How much would that be, the amount which will come to the P&L?
Broadly, last time we guided that our IGA expenditure for the next three years is close to be around $210 million, $210 million- $225 million. Balance, so you can expect to be then accordingly. Obviously, there would be a tax which will be one-time, which will be upfront in the quarter two. Accordingly, let the money come. I think then we will be able to give you the more specific one. We are also in discussions with the auditors at both the levels how we should be doing that so that investors get a fair view of the P&L.
Understood. Once that money comes in at a consolidated level, where will our net debt go to?
It will be cash positive. We will be shortly cash positive post money on the consolidation.
Okay. Okay. Thank you.
Thank you. The next question is on the line of Damayanthi Kerai from HSBC. Please go ahead.
Hi. Thank you for the follow-up. I have a question on the ISB-2001 study, those expansion study where you had started patient recruitment. You mentioned a deal with AbbVie will be closed in September. Are you continuing the study, or how things will move there?
We are continuing to run the dose expansion. Obviously, once the deal consummates, we will sit down with AbbVie and decide the next steps. I can't give you more visibility. The dose expansion continues as we speak.
You are running the clinical trials as of now, and the related cost, etc., is part of your expenses, right? Only when the deal gets closed with AbbVie, things will move there.
Correct.
Okay. That's all. Thank you.
Thank you. The next question is on the line for Anubhav Goel from Cosma Ventures. Please go ahead.
I just wanted the question on Monroe. These five observations we have got, any particular observation which can set us back, tougher to resolve, or are we broadly confident we should get through?
It's always hard to predict, but we think we are pretty confident that we should be able to restart commercial manufacturing soon.
Okay, sir. For just one more question on the Indian business, our secondary sales is doing very well. I think you mentioned from Q3, we expect our India numbers to be strong. Q2 should be soft for the India unit?
What we're saying is that, you know, the secondary sales will catch up with IMS, IQVIA, and AWAX, right, starting from Q3 onwards.
This divergence is largely because of the discontinuation of the tail end brand.
That's correct. It's basically moving up to higher margin products, right, and focusing on that, discontinuing some of the low margin tail end brands.
Got it, sir. All right, sir. Thank you.
Thank you so much.
Thank you. Ladies and gentlemen, that was our last question. I would now like to hand the call over to Mr. Utkarsh Gandhi for his closing comments.
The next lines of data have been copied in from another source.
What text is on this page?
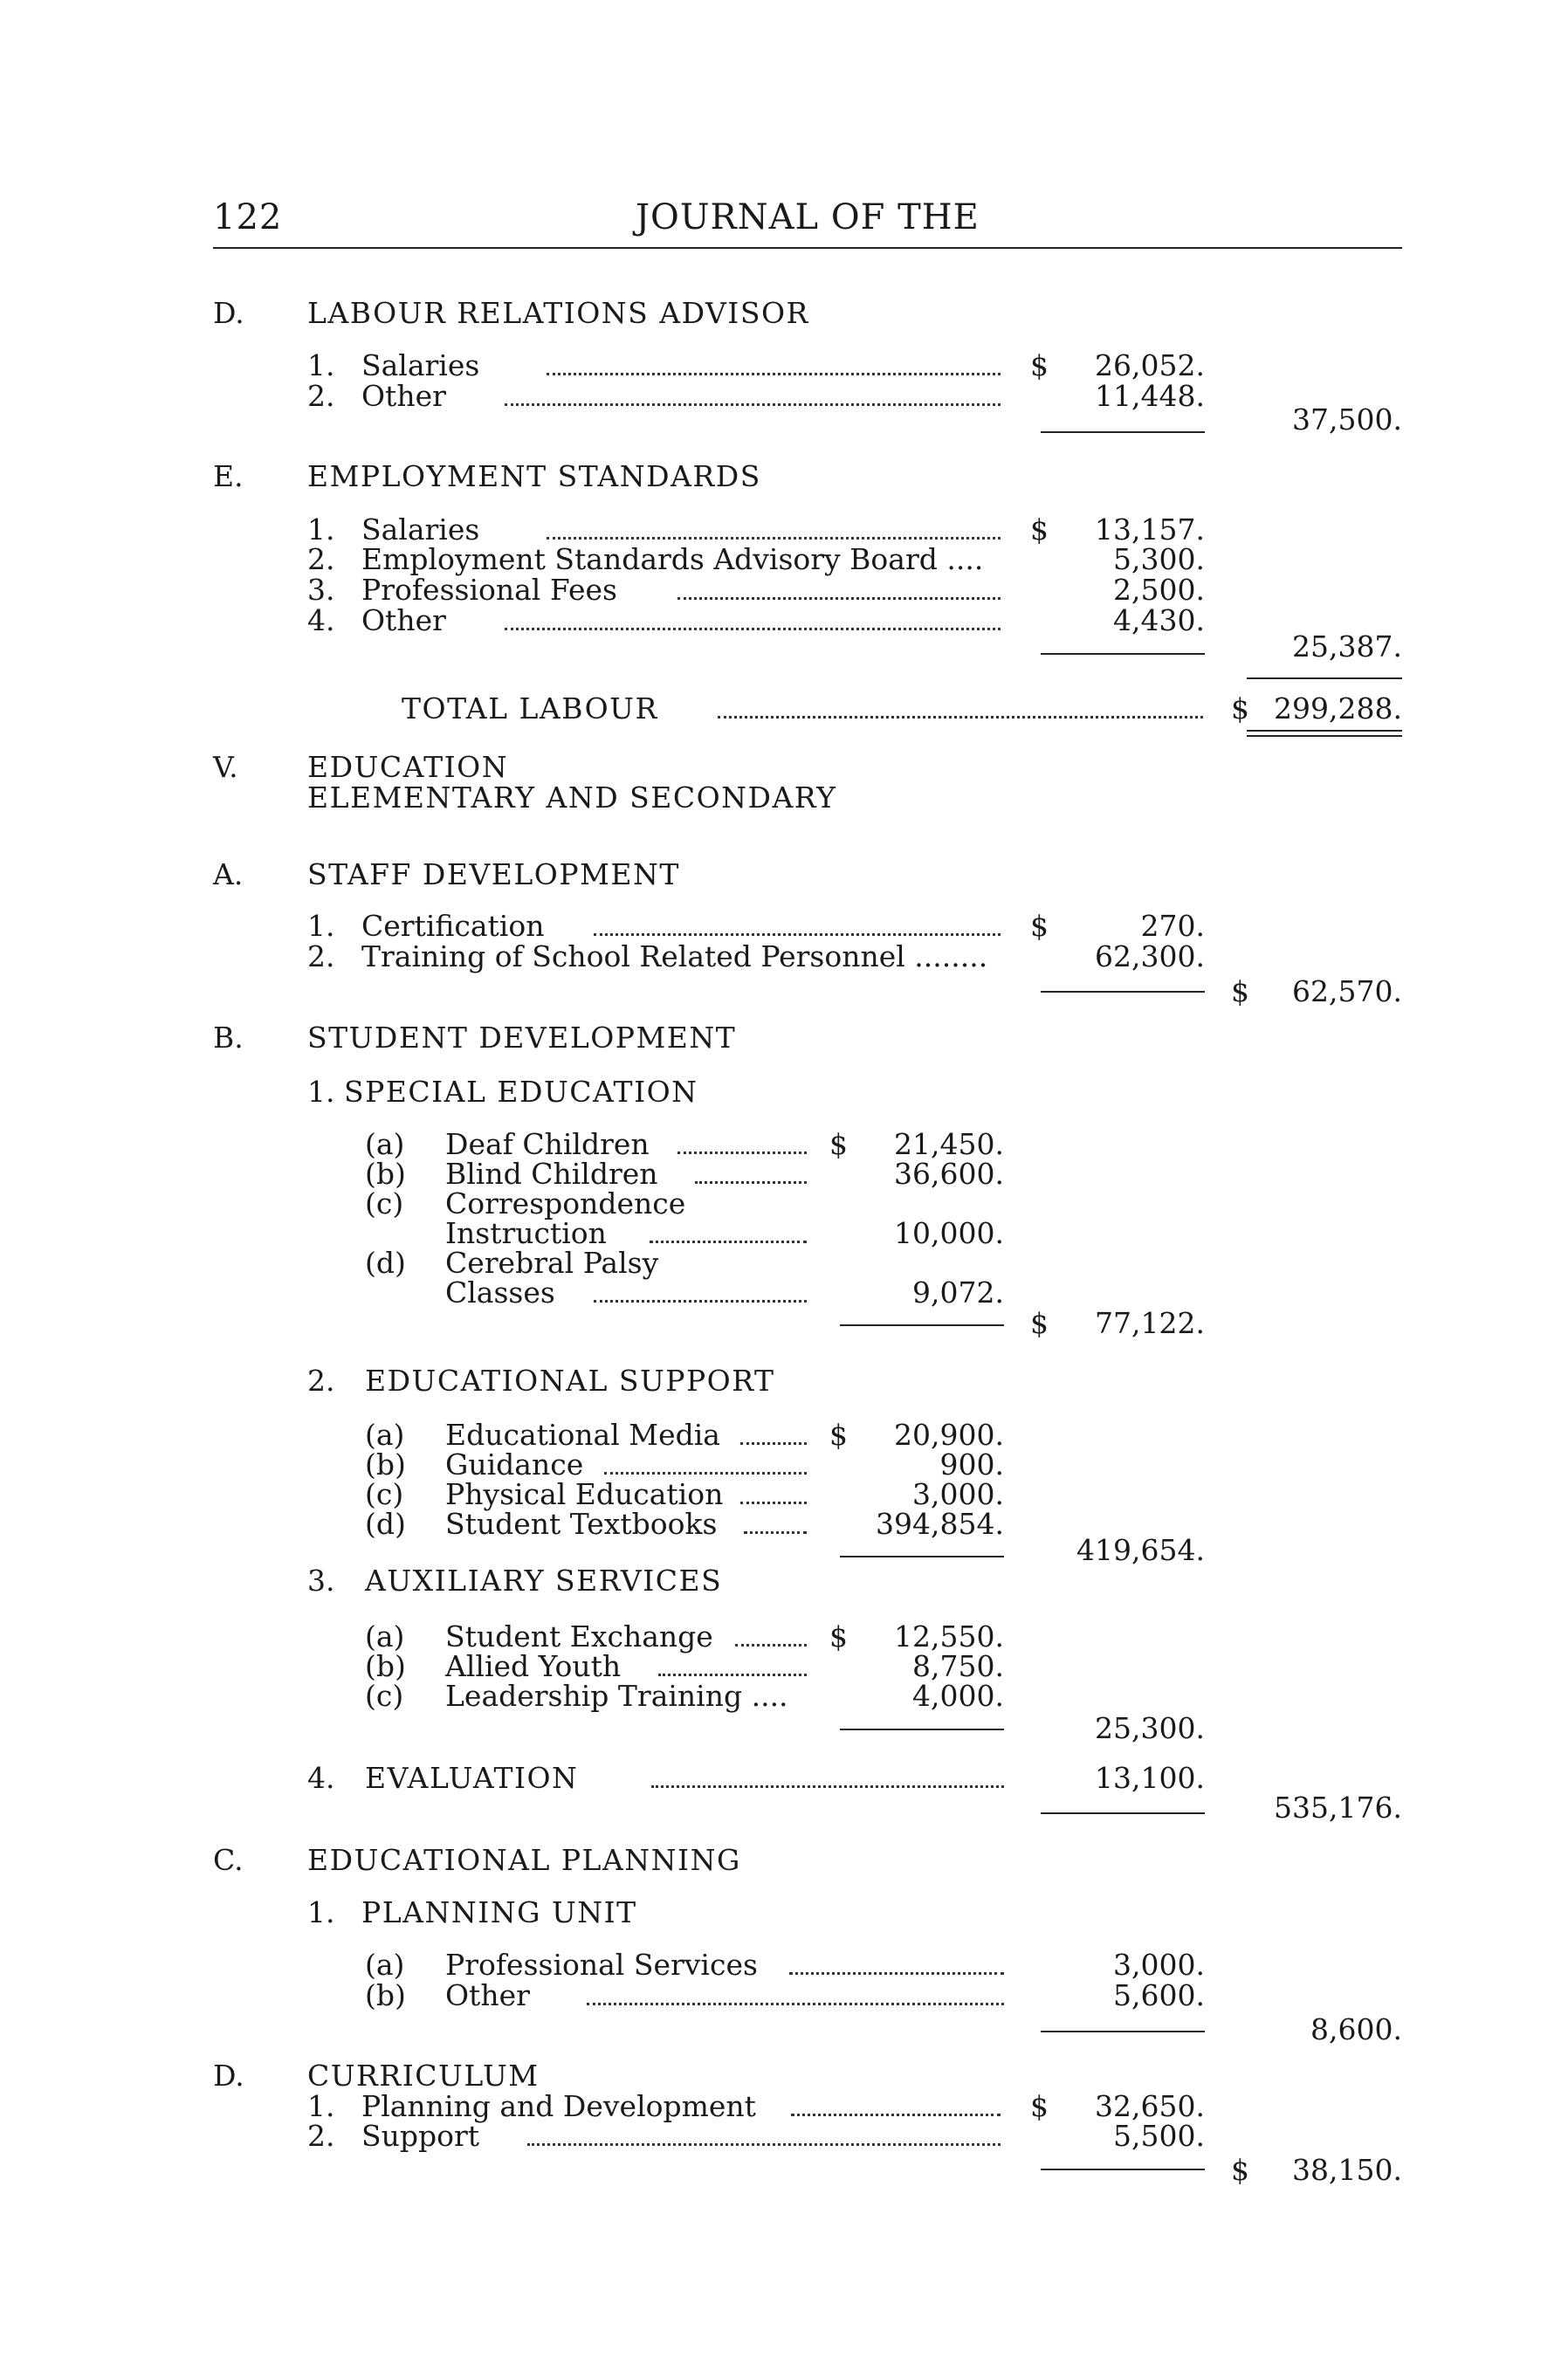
122	JOURNAL OF THE
D. LABOUR RELATIONS ADVISOR
1. Salaries	$	26,052.
2. Other	11,448.
37,500.
E. EMPLOYMENT STANDARDS
1. Salaries	$	13,157.
2. Employment Standards Advisory Board ....	5,300.
3. Professional Fees	2,500.
4. Other	4,430.
25,387.
TOTAL LABOUR	$ 299,288.
V. EDUCATION
ELEMENTARY AND SECONDARY
A. STAFF DEVELOPMENT
1. Certification	$	270.
2. Training of School Related Personnel ........	62,300.
$	62,570.
B. STUDENT DEVELOPMENT
1. SPECIAL EDUCATION
(a) Deaf Children	$	21,450.
(b) Blind Children	36,600.
(c) Correspondence
Instruction	10,000.
(d) Cerebral Palsy
Classes	9,072.
$	77,122.
2. EDUCATIONAL SUPPORT
(a) Educational Media	$	20,900.
(b) Guidance	900.
(c) Physical Education	3,000.
(d) Student Textbooks	394,854.
419,654.
3. AUXILIARY SERVICES
(a) Student Exchange	$	12,550.
(b) Allied Youth	8,750.
(c) Leadership Training ....	4,000.
25,300.
4. EVALUATION	13,100.
535,176.
C. EDUCATIONAL PLANNING
1. PLANNING UNIT
(a) Professional Services	3,000.
(b) Other	5,600.
8,600.
D. CURRICULUM
1. Planning and Development	$	32,650.
2. Support	5,500.
$	38,150.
Thanks, Salir. Before we close the call, I'd just like to mention the disclaimer that discussing information statements and analysis made describing the company or its affiliates' objectives, projections, and estimates are forward-looking statements based on current expectations, forecasts, and assumptions that are subject to risk and uncertainties which could cause actual outcomes and results to differ materially. This discussion should not be regarded by recipients as a substitute for the exercise of their own judgment. The company undertakes no obligation to update or revise its forward-looking statements because of new information, future events, or otherwise. With that, we can close the call, the Q1 call. Thank you, everyone, for joining. Thanks, Lizanne.
Thank you, members of the management team. Ladies and gentlemen, on behalf of Glenmark Pharmaceuticals Limited, that concludes this conference call. We thank you for joining us, and we will now disconnect the line. Thank you.